Pourquoi les coureurs d’ultra de plus de 65 ans abandonnent presque tous (et comment changer ça)

Dans le monde de l’ultra marathon ou de l’ultra trail, on se demande souvent pourquoi les coureurs de plus de 65 ans, pourtant nombreux à s’inscrire, sont si peu à franchir la ligne d’arrivée ? La réponse, ou plutôt les réponses, se trouvent à la croisée des données brutes, de l’expérience de terrain et d’un refus croissant de se plier aux idées reçues sur l’âge.

Ken Ward, un vétéran du trail américain avec 10 Western States à son actif, a décidé d’enquêter sérieusement. Ce n’est pas un influenceur sans diplôme qui recycle des clichés sur la résilience. Il est docteur en chimie analytique, spécialiste des modèles prédictifs, et pratique le trail depuis 1999. Ses analyses sur le vieillissement en course d’ultra remettent en question l’entraînement et la stratégie de course pour les coureurs de plus de 60 ans.

Effondrement des taux de finishers après 65 ans

En se penchant sur les résultats de la Western States Endurance Run (WSER), l’une des courses les plus sélectives au monde, Ward a identifié une chute brutale des taux de réussite après 65 ans. Entre 60 et 64 ans, 2/3 des coureurs passent la ligne d’arrivée. Après 65 ans, ils ne sont plus qu’un sur quatre. Et à partir de 70 ans, le taux tombe à… 7 %. En plus de 40 ans d’histoire, seuls 4 coureurs de plus de 70 ans ont fini cette course.
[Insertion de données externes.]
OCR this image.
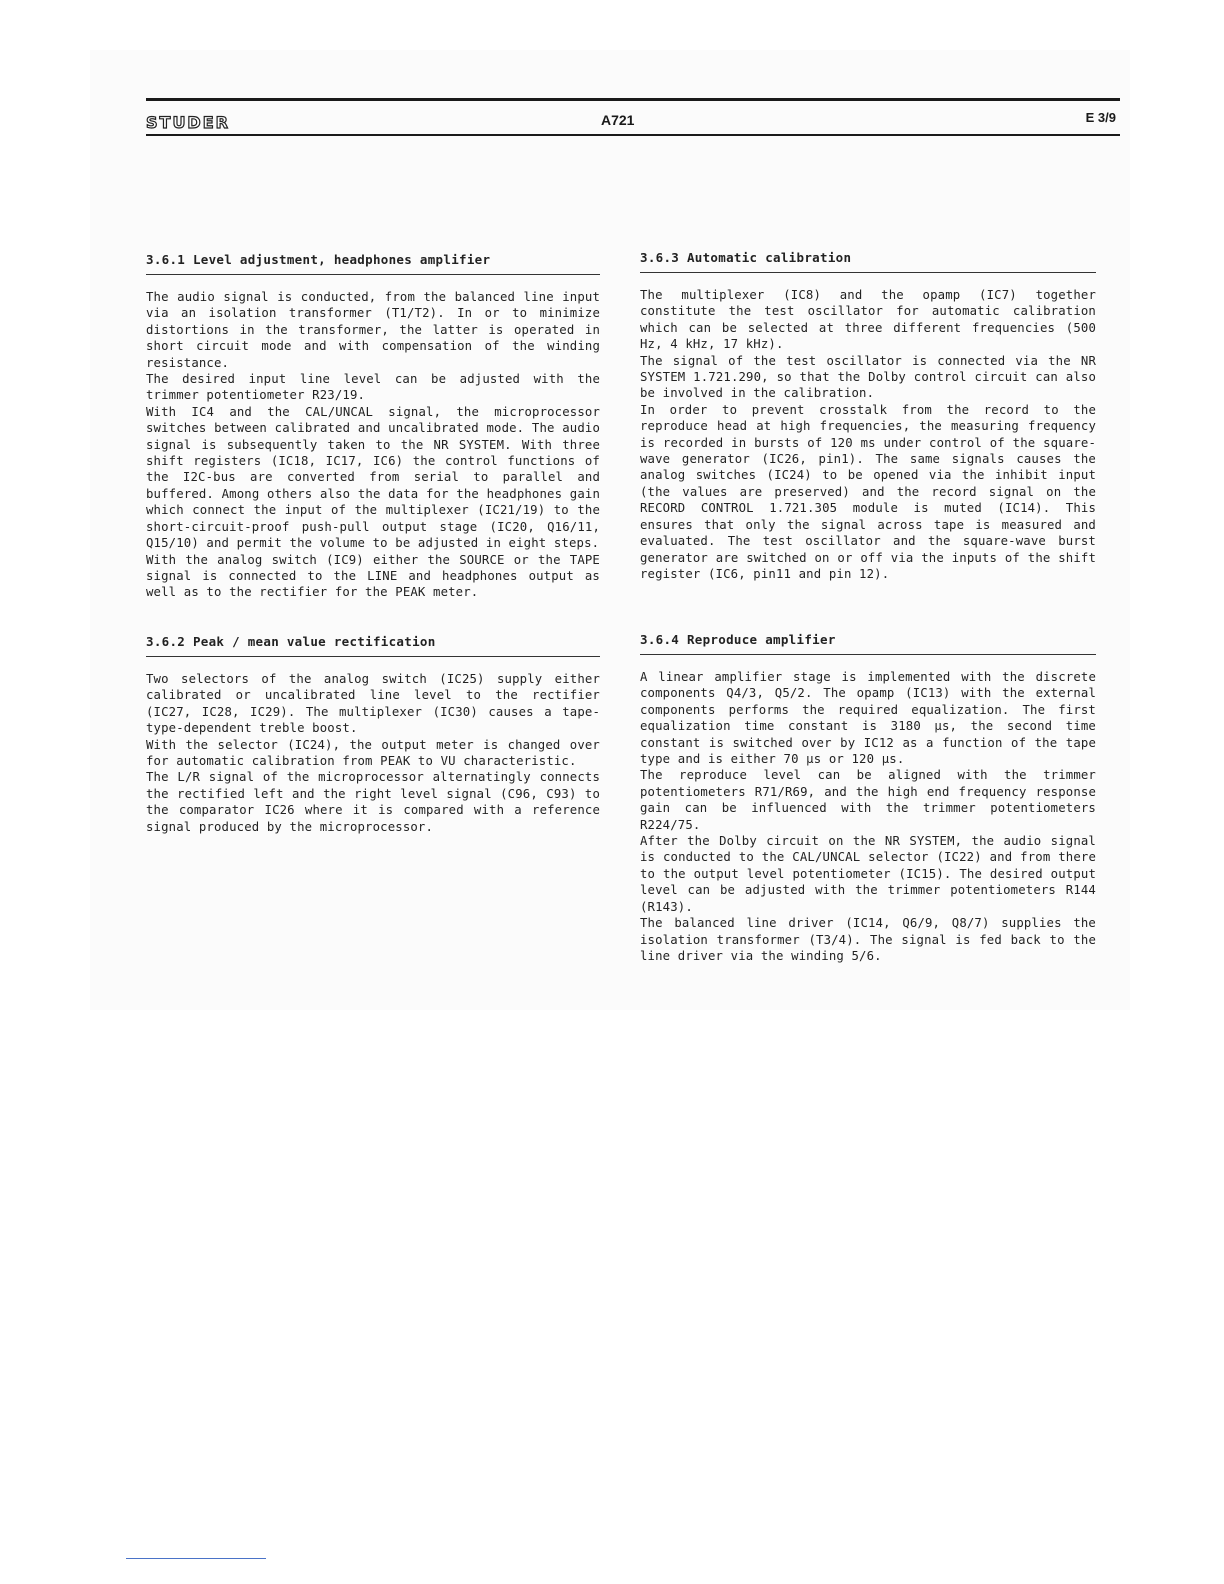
STUDER	A721	E 3/9
3.6.1 Level adjustment, headphones amplifier

The audio signal is conducted, from the balanced line input via an isolation transformer (T1/T2). In or to minimize distortions in the transformer, the latter is operated in short circuit mode and with compensation of the winding resistance.

The desired input line level can be adjusted with the trimmer potentiometer R23/19.

With IC4 and the CAL/UNCAL signal, the microprocessor switches between calibrated and uncalibrated mode. The audio signal is subsequently taken to the NR SYSTEM. With three shift registers (IC18, IC17, IC6) the control functions of the I2C-bus are converted from serial to parallel and buffered. Among others also the data for the headphones gain which connect the input of the multiplexer (IC21/19) to the short-circuit-proof push-pull output stage (IC20, Q16/11, Q15/10) and permit the volume to be adjusted in eight steps.

With the analog switch (IC9) either the SOURCE or the TAPE signal is connected to the LINE and headphones output as well as to the rectifier for the PEAK meter.

3.6.2 Peak / mean value rectification

Two selectors of the analog switch (IC25) supply either calibrated or uncalibrated line level to the rectifier (IC27, IC28, IC29). The multiplexer (IC30) causes a tape-type-dependent treble boost.

With the selector (IC24), the output meter is changed over for automatic calibration from PEAK to VU characteristic.

The L/R signal of the microprocessor alternatingly connects the rectified left and the right level signal (C96, C93) to the comparator IC26 where it is compared with a reference signal produced by the microprocessor.

3.6.3 Automatic calibration

The multiplexer (IC8) and the opamp (IC7) together constitute the test oscillator for automatic calibration which can be selected at three different frequencies (500 Hz, 4 kHz, 17 kHz).

The signal of the test oscillator is connected via the NR SYSTEM 1.721.290, so that the Dolby control circuit can also be involved in the calibration.

In order to prevent crosstalk from the record to the reproduce head at high frequencies, the measuring frequency is recorded in bursts of 120 ms under control of the square-wave generator (IC26, pin1). The same signals causes the analog switches (IC24) to be opened via the inhibit input (the values are preserved) and the record signal on the RECORD CONTROL 1.721.305 module is muted (IC14). This ensures that only the signal across tape is measured and evaluated. The test oscillator and the square-wave burst generator are switched on or off via the inputs of the shift register (IC6, pin11 and pin 12).

3.6.4 Reproduce amplifier

A linear amplifier stage is implemented with the discrete components Q4/3, Q5/2. The opamp (IC13) with the external components performs the required equalization. The first equalization time constant is 3180 µs, the second time constant is switched over by IC12 as a function of the tape type and is either 70 µs or 120 µs.

The reproduce level can be aligned with the trimmer potentiometers R71/R69, and the high end frequency response gain can be influenced with the trimmer potentiometers R224/75.

After the Dolby circuit on the NR SYSTEM, the audio signal is conducted to the CAL/UNCAL selector (IC22) and from there to the output level potentiometer (IC15). The desired output level can be adjusted with the trimmer potentiometers R144 (R143).

The balanced line driver (IC14, Q6/9, Q8/7) supplies the isolation transformer (T3/4). The signal is fed back to the line driver via the winding 5/6.
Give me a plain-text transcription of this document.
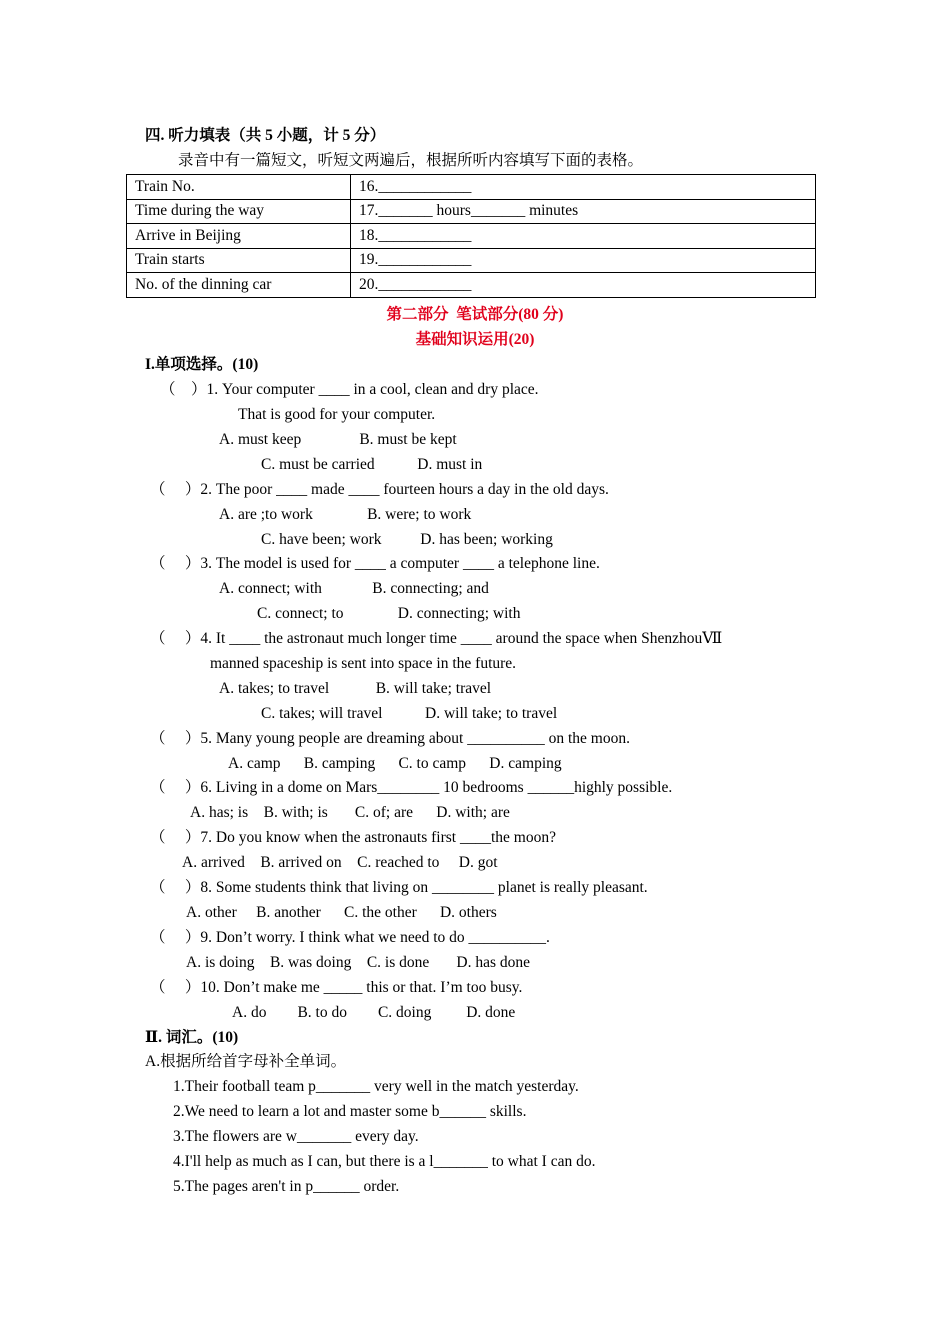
四. 听力填表（共 5 小题，计 5 分）
录音中有一篇短文，听短文两遍后，根据所听内容填写下面的表格。
Train No.	16.____________
Time during the way	17._______ hours_______ minutes
Arrive in Beijing	18.____________
Train starts	19.____________
No. of the dinning car	20.____________
第二部分  笔试部分(80 分)
基础知识运用(20)
I.单项选择。(10)
（    ）1. Your computer ____ in a cool, clean and dry place.
That is good for your computer.
A. must keep               B. must be kept
C. must be carried           D. must in
（     ）2. The poor ____ made ____ fourteen hours a day in the old days.
A. are ;to work              B. were; to work
C. have been; work          D. has been; working
（     ）3. The model is used for ____ a computer ____ a telephone line.
A. connect; with             B. connecting; and
C. connect; to              D. connecting; with
（     ）4. It ____ the astronaut much longer time ____ around the space when ShenzhouⅦ
manned spaceship is sent into space in the future.
A. takes; to travel            B. will take; travel
C. takes; will travel           D. will take; to travel
（     ）5. Many young people are dreaming about __________ on the moon.
A. camp      B. camping      C. to camp      D. camping
（     ）6. Living in a dome on Mars________ 10 bedrooms ______highly possible.
A. has; is    B. with; is       C. of; are      D. with; are
（     ）7. Do you know when the astronauts first ____the moon?
A. arrived    B. arrived on    C. reached to     D. got
（     ）8. Some students think that living on ________ planet is really pleasant.
A. other     B. another      C. the other      D. others
（     ）9. Don’t worry. I think what we need to do __________.
A. is doing    B. was doing    C. is done       D. has done
（     ）10. Don’t make me _____ this or that. I’m too busy.
A. do        B. to do        C. doing         D. done
Ⅱ. 词汇。(10)
A.根据所给首字母补全单词。
1.Their football team p_______ very well in the match yesterday.
2.We need to learn a lot and master some b______ skills.
3.The flowers are w_______ every day.
4.I'll help as much as I can, but there is a l_______ to what I can do.
5.The pages aren't in p______ order.
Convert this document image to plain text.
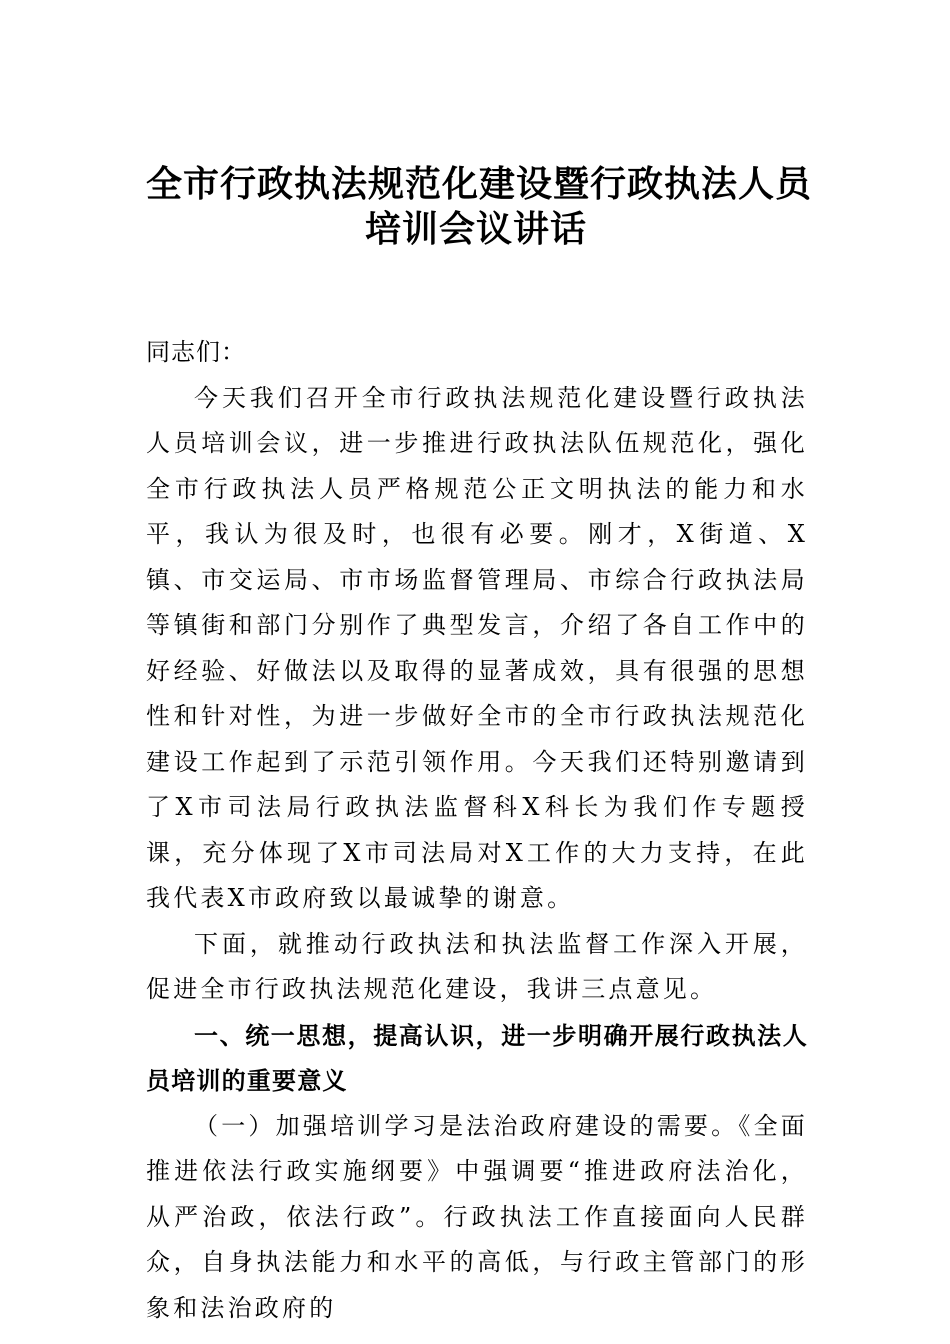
全市行政执法规范化建设暨行政执法人员
培训会议讲话

同志们：

今天我们召开全市行政执法规范化建设暨行政执法人员培训会议，进一步推进行政执法队伍规范化，强化全市行政执法人员严格规范公正文明执法的能力和水平，我认为很及时，也很有必要。刚才，X街道、X镇、市交运局、市市场监督管理局、市综合行政执法局等镇街和部门分别作了典型发言，介绍了各自工作中的好经验、好做法以及取得的显著成效，具有很强的思想性和针对性，为进一步做好全市的全市行政执法规范化建设工作起到了示范引领作用。今天我们还特别邀请到了X市司法局行政执法监督科X科长为我们作专题授课，充分体现了X市司法局对X工作的大力支持，在此我代表X市政府致以最诚挚的谢意。

下面，就推动行政执法和执法监督工作深入开展，促进全市行政执法规范化建设，我讲三点意见。

一、统一思想，提高认识，进一步明确开展行政执法人员培训的重要意义

（一）加强培训学习是法治政府建设的需要。《全面推进依法行政实施纲要》中强调要“推进政府法治化，从严治政，依法行政”。行政执法工作直接面向人民群众，自身执法能力和水平的高低，与行政主管部门的形象和法治政府的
Ce constat n’est pas une fatalité. Ward a voulu comprendre pourquoi, à partir d’un certain âge, l’abandon devenait presque une norme. Et surtout, comment y remédier.

Ce n’est pas qu’une question de « vieux qui ralentissent »

Première claque pour les amateurs de conclusions faciles : le problème n’est pas simplement que les seniors vont moins vite. En fait, Ward a passé au crible 35 variables différentes pour prédire la réussite ou l’échec sur ce genre de course. Parmi elles, 4 se détachent très nettement : le classement UltraSignup sur les trois dernières années, la distance de la course qualificative (mieux vaut avoir terminé un 100 miles qu’un 100 km), la performance sur cette course, et l’âge le jour J. Ces critères permettent de prédire le résultat final avec une précision de 90 %.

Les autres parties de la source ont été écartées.